Entrevista a Mario Casillas, alcalde de Ubrique, sobre la primera noche de la Feria de Ubrique
Anoche arrancó la Feria de Ubrique con el pregón del hijo adoptivo de la localidad, Jesús Janeiro. El matador de toros se subió al escenario ubicado en su calle, junto a su estatua, para contar su infancia, sus recuerdos y recordar momentos vividos en su localidad natal. Jesulín de Ubrique pregonó la Feria con la colaboración de las hermanas Jiménez de la Rosa, pregoneras el año pasado, y el alcalde de Ubrique, Mario Casillas, que también formó parte del pregón ferial.
Tras el pregón, a las 12:00 de la noche, juntos encendieron el alumbrado de la feria para dar comienzo a una de las semanas más importantes del año para los ubriqueños. Pistoletazo de salida a una feria marcada por la celeridad con la que el Ayuntamiento ha construido el recinto y la novedad de aunar tanto casetas como atracciones en un mismo lugar. El primer reto que se planteó el Ayuntamiento, «que a pesar de las piedras en el camino», se ha saldado de forma satisfactoria «y ha merecido la pena por el disfrute de los vecinos de Ubrique» como matizaba el alcalde.
En la mañana de hoy hemos podido hablar con el alcalde ubriqueño sobre la primera noche de feria y sobre el pregón llevado a cabo por Jesús Janeiro.
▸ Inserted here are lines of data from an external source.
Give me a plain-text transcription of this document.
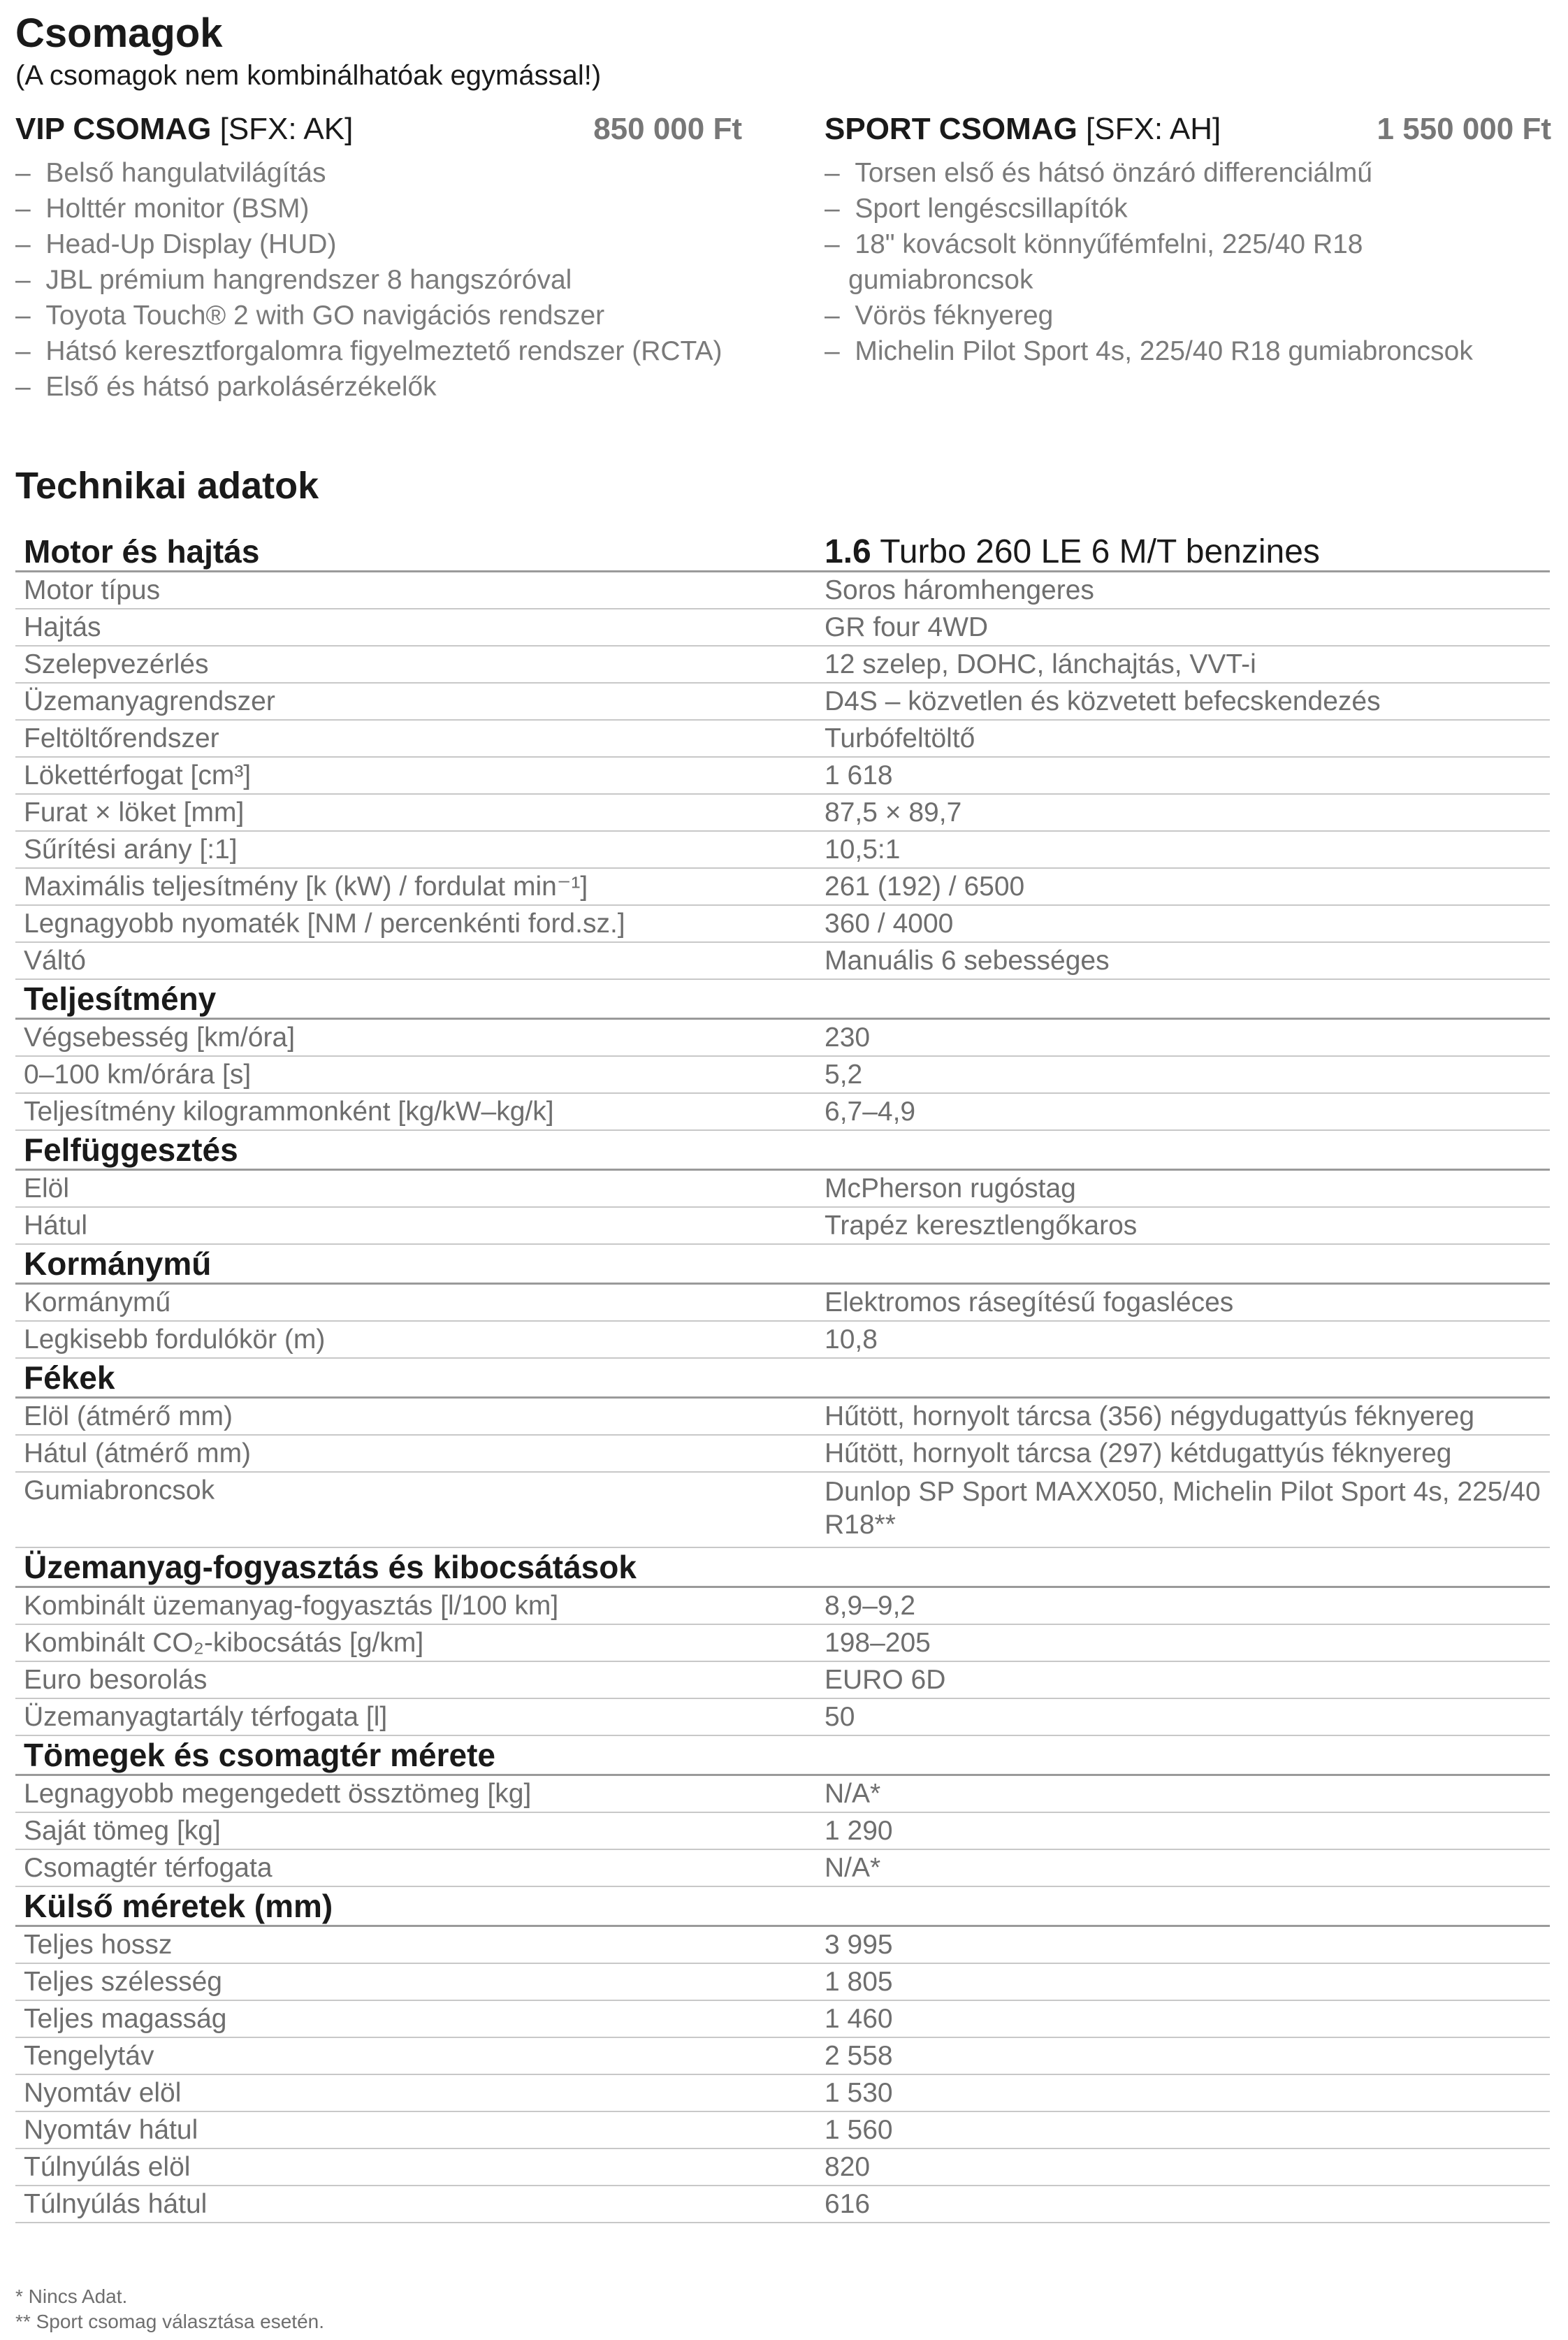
Csomagok
(A csomagok nem kombinálhatóak egymással!)
VIP CSOMAG [SFX: AK]	850 000 Ft
–  Belső hangulatvilágítás
–  Holttér monitor (BSM)
–  Head-Up Display (HUD)
–  JBL prémium hangrendszer 8 hangszóróval
–  Toyota Touch® 2 with GO navigációs rendszer
–  Hátsó keresztforgalomra figyelmeztető rendszer (RCTA)
–  Első és hátsó parkolásérzékelők
SPORT CSOMAG [SFX: AH]	1 550 000 Ft
–  Torsen első és hátsó önzáró differenciálmű
–  Sport lengéscsillapítók
–  18" kovácsolt könnyűfémfelni, 225/40 R18 gumiabroncsok
–  Vörös féknyereg
–  Michelin Pilot Sport 4s, 225/40 R18 gumiabroncsok
Technikai adatok
Motor és hajtás	1.6 Turbo 260 LE 6 M/T benzines
Motor típus	Soros háromhengeres
Hajtás	GR four 4WD
Szelepvezérlés	12 szelep, DOHC, lánchajtás, VVT-i
Üzemanyagrendszer	D4S – közvetlen és közvetett befecskendezés
Feltöltőrendszer	Turbófeltöltő
Lökettérfogat [cm³]	1 618
Furat × löket [mm]	87,5 × 89,7
Sűrítési arány [:1]	10,5:1
Maximális teljesítmény [k (kW) / fordulat min⁻¹]	261 (192) / 6500
Legnagyobb nyomaték [NM / percenkénti ford.sz.]	360 / 4000
Váltó	Manuális 6 sebességes
Teljesítmény
Végsebesség [km/óra]	230
0–100 km/órára [s]	5,2
Teljesítmény kilogrammonként [kg/kW–kg/k]	6,7–4,9
Felfüggesztés
Elöl	McPherson rugóstag
Hátul	Trapéz keresztlengőkaros
Kormánymű
Kormánymű	Elektromos rásegítésű fogasléces
Legkisebb fordulókör (m)	10,8
Fékek
Elöl (átmérő mm)	Hűtött, hornyolt tárcsa (356) négydugattyús féknyereg
Hátul (átmérő mm)	Hűtött, hornyolt tárcsa (297) kétdugattyús féknyereg
Gumiabroncsok	Dunlop SP Sport MAXX050, Michelin Pilot Sport 4s, 225/40 R18**
Üzemanyag-fogyasztás és kibocsátások
Kombinált üzemanyag-fogyasztás [l/100 km]	8,9–9,2
Kombinált CO₂-kibocsátás [g/km]	198–205
Euro besorolás	EURO 6D
Üzemanyagtartály térfogata [l]	50
Tömegek és csomagtér mérete
Legnagyobb megengedett össztömeg [kg]	N/A*
Saját tömeg [kg]	1 290
Csomagtér térfogata	N/A*
Külső méretek (mm)
Teljes hossz	3 995
Teljes szélesség	1 805
Teljes magasság	1 460
Tengelytáv	2 558
Nyomtáv elöl	1 530
Nyomtáv hátul	1 560
Túlnyúlás elöl	820
Túlnyúlás hátul	616
* Nincs Adat.
** Sport csomag választása esetén.
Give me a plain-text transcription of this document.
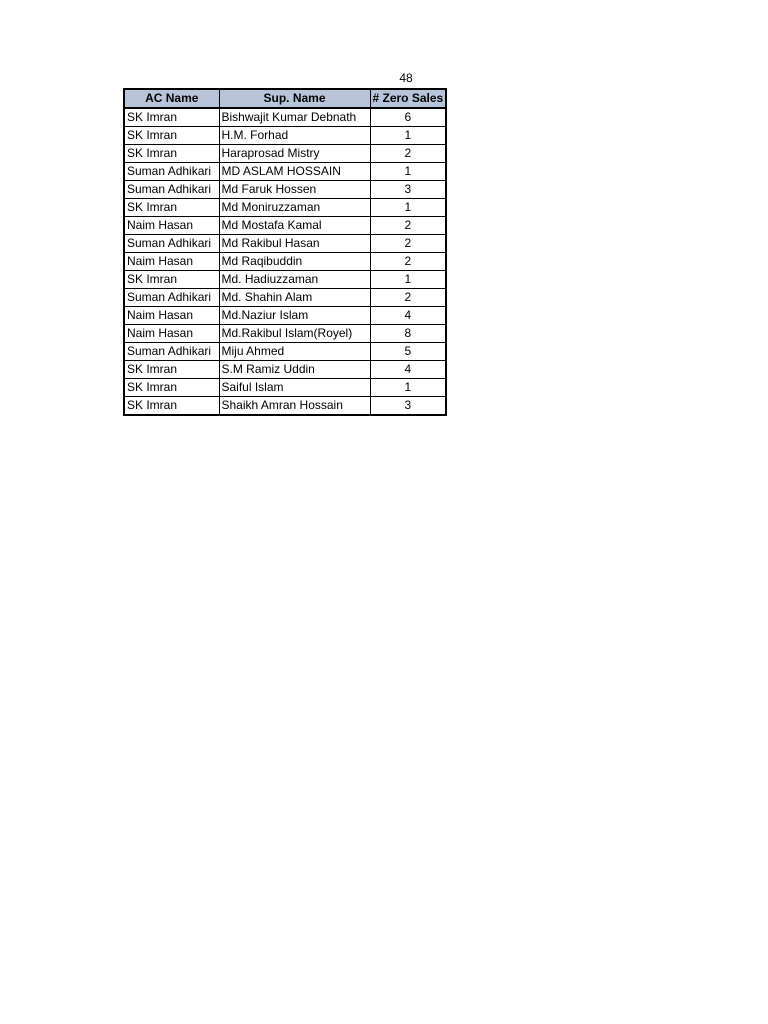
48
AC Name	Sup. Name	# Zero Sales
SK Imran	Bishwajit Kumar Debnath	6
SK Imran	H.M. Forhad	1
SK Imran	Haraprosad Mistry	2
Suman Adhikari	MD ASLAM HOSSAIN	1
Suman Adhikari	Md Faruk Hossen	3
SK Imran	Md Moniruzzaman	1
Naim Hasan	Md Mostafa Kamal	2
Suman Adhikari	Md Rakibul Hasan	2
Naim Hasan	Md Raqibuddin	2
SK Imran	Md. Hadiuzzaman	1
Suman Adhikari	Md. Shahin Alam	2
Naim Hasan	Md.Naziur Islam	4
Naim Hasan	Md.Rakibul Islam(Royel)	8
Suman Adhikari	Miju Ahmed	5
SK Imran	S.M Ramiz Uddin	4
SK Imran	Saiful Islam	1
SK Imran	Shaikh Amran Hossain	3
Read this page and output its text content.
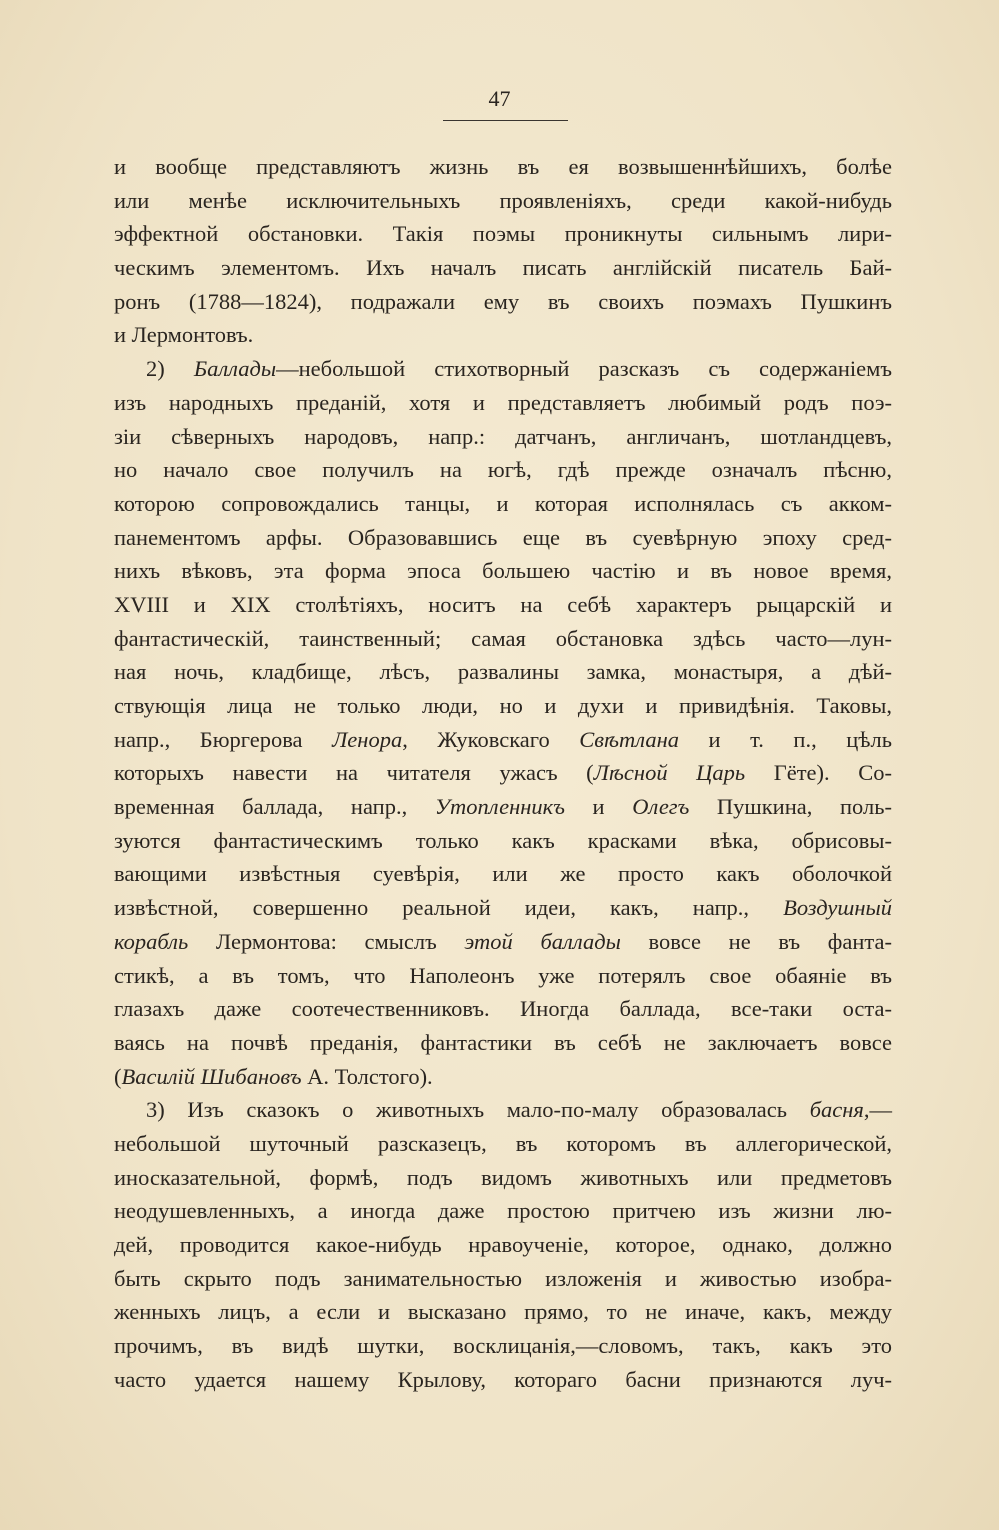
47
и вообще представляютъ жизнь въ ея возвышеннѣйшихъ, болѣе
или менѣе исключительныхъ проявленіяхъ, среди какой-нибудь
эффектной обстановки. Такія поэмы проникнуты сильнымъ лири-
ческимъ элементомъ. Ихъ началъ писать англійскій писатель Бай-
ронъ (1788—1824), подражали ему въ своихъ поэмахъ Пушкинъ
и Лермонтовъ.
2) Баллады—небольшой стихотворный разсказъ съ содержаніемъ
изъ народныхъ преданій, хотя и представляетъ любимый родъ поэ-
зіи сѣверныхъ народовъ, напр.: датчанъ, англичанъ, шотландцевъ,
но начало свое получилъ на югѣ, гдѣ прежде означалъ пѣсню,
которою сопровождались танцы, и которая исполнялась съ акком-
панементомъ арфы. Образовавшись еще въ суевѣрную эпоху сред-
нихъ вѣковъ, эта форма эпоса большею частію и въ новое время,
XVIII и XIX столѣтіяхъ, носитъ на себѣ характеръ рыцарскій и
фантастическій, таинственный; самая обстановка здѣсь часто—лун-
ная ночь, кладбище, лѣсъ, развалины замка, монастыря, а дѣй-
ствующія лица не только люди, но и духи и привидѣнія. Таковы,
напр., Бюргерова Ленора, Жуковскаго Свѣтлана и т. п., цѣль
которыхъ навести на читателя ужасъ (Лѣсной Царь Гёте). Со-
временная баллада, напр., Утопленникъ и Олегъ Пушкина, поль-
зуются фантастическимъ только какъ красками вѣка, обрисовы-
вающими извѣстныя суевѣрія, или же просто какъ оболочкой
извѣстной, совершенно реальной идеи, какъ, напр., Воздушный
корабль Лермонтова: смыслъ этой баллады вовсе не въ фанта-
стикѣ, а въ томъ, что Наполеонъ уже потерялъ свое обаяніе въ
глазахъ даже соотечественниковъ. Иногда баллада, все-таки оста-
ваясь на почвѣ преданія, фантастики въ себѣ не заключаетъ вовсе
(Василій Шибановъ А. Толстого).
3) Изъ сказокъ о животныхъ мало-по-малу образовалась басня,—
небольшой шуточный разсказецъ, въ которомъ въ аллегорической,
иносказательной, формѣ, подъ видомъ животныхъ или предметовъ
неодушевленныхъ, а иногда даже простою притчею изъ жизни лю-
дей, проводится какое-нибудь нравоученіе, которое, однако, должно
быть скрыто подъ занимательностью изложенія и живостью изобра-
женныхъ лицъ, а если и высказано прямо, то не иначе, какъ, между
прочимъ, въ видѣ шутки, восклицанія,—словомъ, такъ, какъ это
часто удается нашему Крылову, котораго басни признаются луч-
Casillas matizaba que «esperaba un pregón así: alegre, humilde y espontáneo como es él». Además matizaba que la intención era dar el testigo a Jesús por parte de las hermanas Jiménez de la Rosa a la que agradecía su presencia y su arte en la noche de ayer. Por último, en este sentido, confesaba que «iba preparado» ya que sospechaba que el pregonero le iba hacer participe en el escenario.
Asimismo, el regidor serrano apelaba a su parte emocional para transmitir lo que le «salió del corazón» y trasladar a los ubriqueños un mensaje positivo, de disfrute para olvidar las rencillas y «disfrutar del recinto y de los que tenemos al lado porque al final es lo más importante en la vida».